When his widowed mother, sensitively played by Jade Wallin, marries the sadistic Edward Murdstone (Mark Vaughan) he viciously beats David, much to the delight of his sister Miss Murdstone (Emily Woods).
In retaliation, David bites his hand and ends up being sent to boarding school, where he meets James Steerforth (strongly played by Albie Embleton) who is to become a long-term friend, but in later life seduces and abandons David's childhood sweetheart Little Em'ly (Elizabeth Miller).
Murdstone sends David to London at the tender age of 10, to work in a candle factory, where he boards with the debt-ridden Mr Micawber (William Seath) and his emotional wife (Emma Evans). This domestic bliss is somewhat thrown into disarray when Mr Micawber is sent to a debtors' prison.

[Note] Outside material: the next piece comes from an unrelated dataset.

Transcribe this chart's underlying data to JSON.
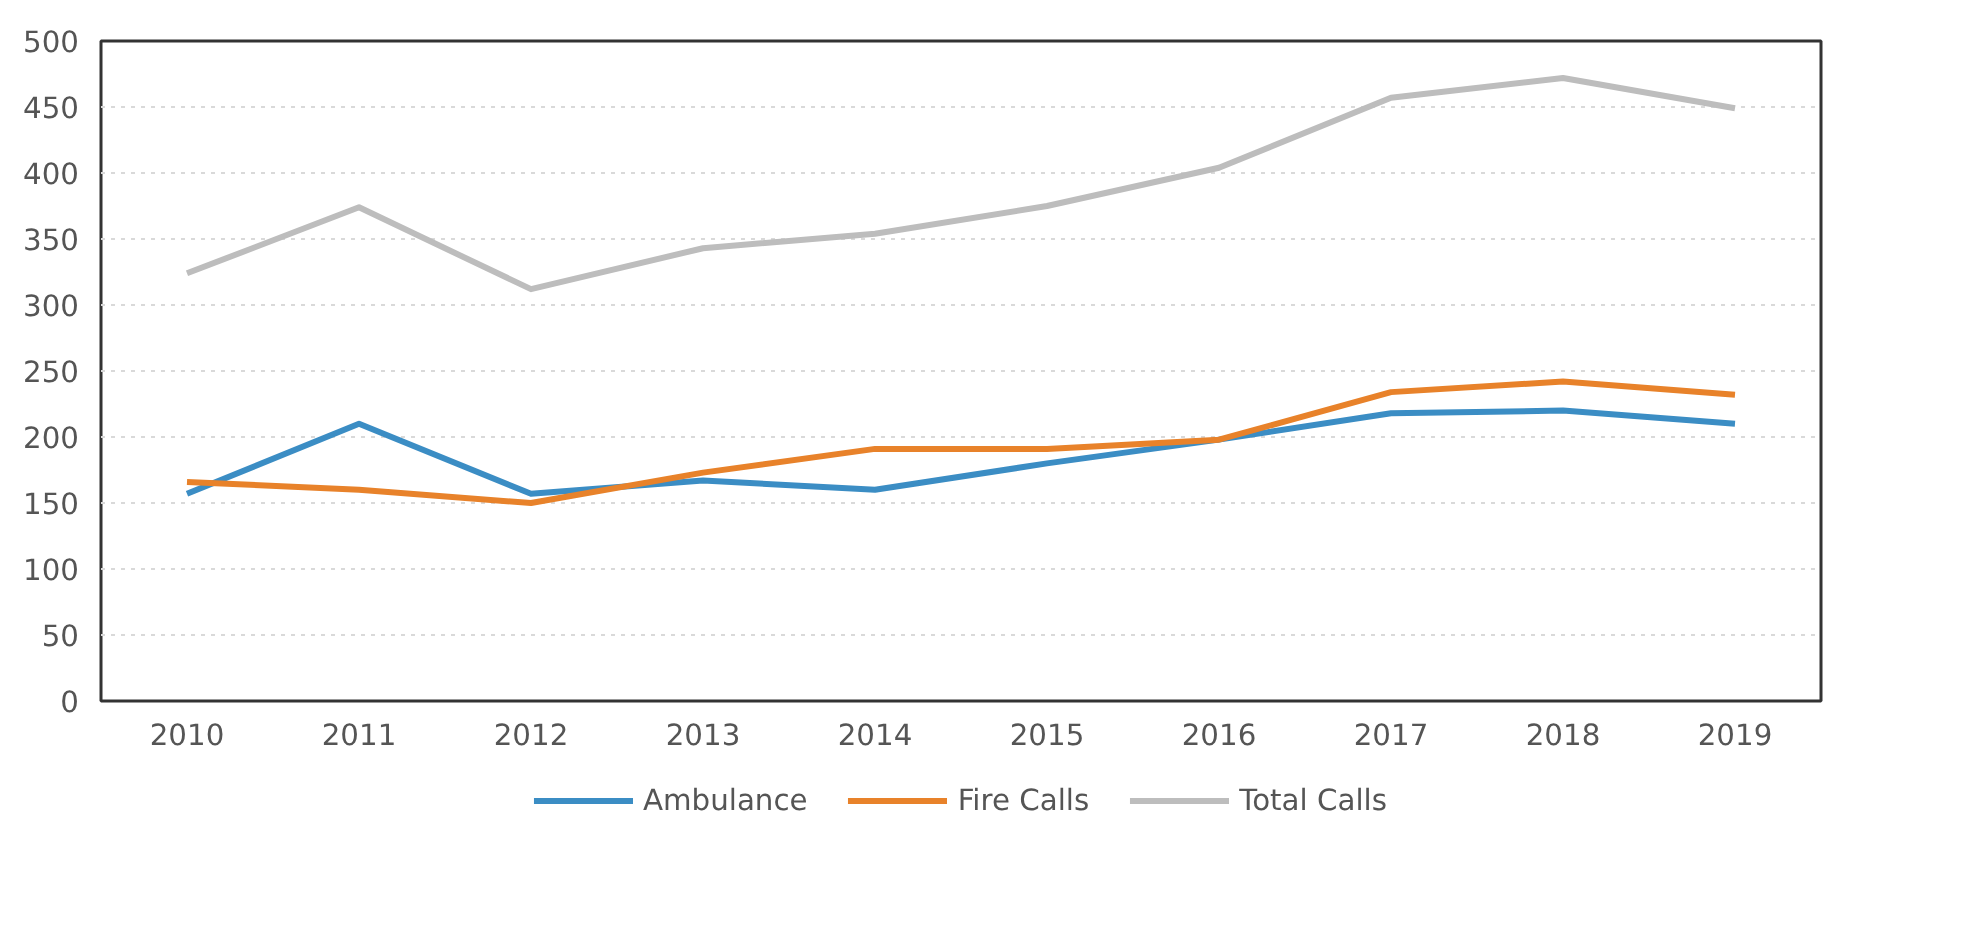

David decides to run away and walks all the way to Dover to stay with his eccentric Aunt Betsey, a delightful performance by Catriona Suttie, where he also meets the kindly Mr Dick (Sam Harris).
In later life David becomes an articled clerk and meets the devious and fraudulent clerk Uriah Heap - a sinister Steffan Padel - who has desires on the winsome Agnes (Rebecca Chadder).
David marries the pretty but naive Dora (Olivia Snell) and the wedding celebrations bring an unusual modern twist that was 'Top of the World', and brought much laughter from the audience. Nicholas Harris doubled up as Mr Wickfield and Mr Spenlow.
However, love does triumph and in the end David finds happiness with his true love, Agnes. There was excellent support from an enthusiastic ensemble as a variety of street urchins.
David Harris had designed an imposing set and, together with Nick Flintoff's inspired lighting and Neil Starke's emotive score, perfectly captured the mood of the piece.
This was a thoroughly enjoyable evening's entertainment, from a highly-talented young cast, perhaps not one for Dickensian purists, but very well done indeed.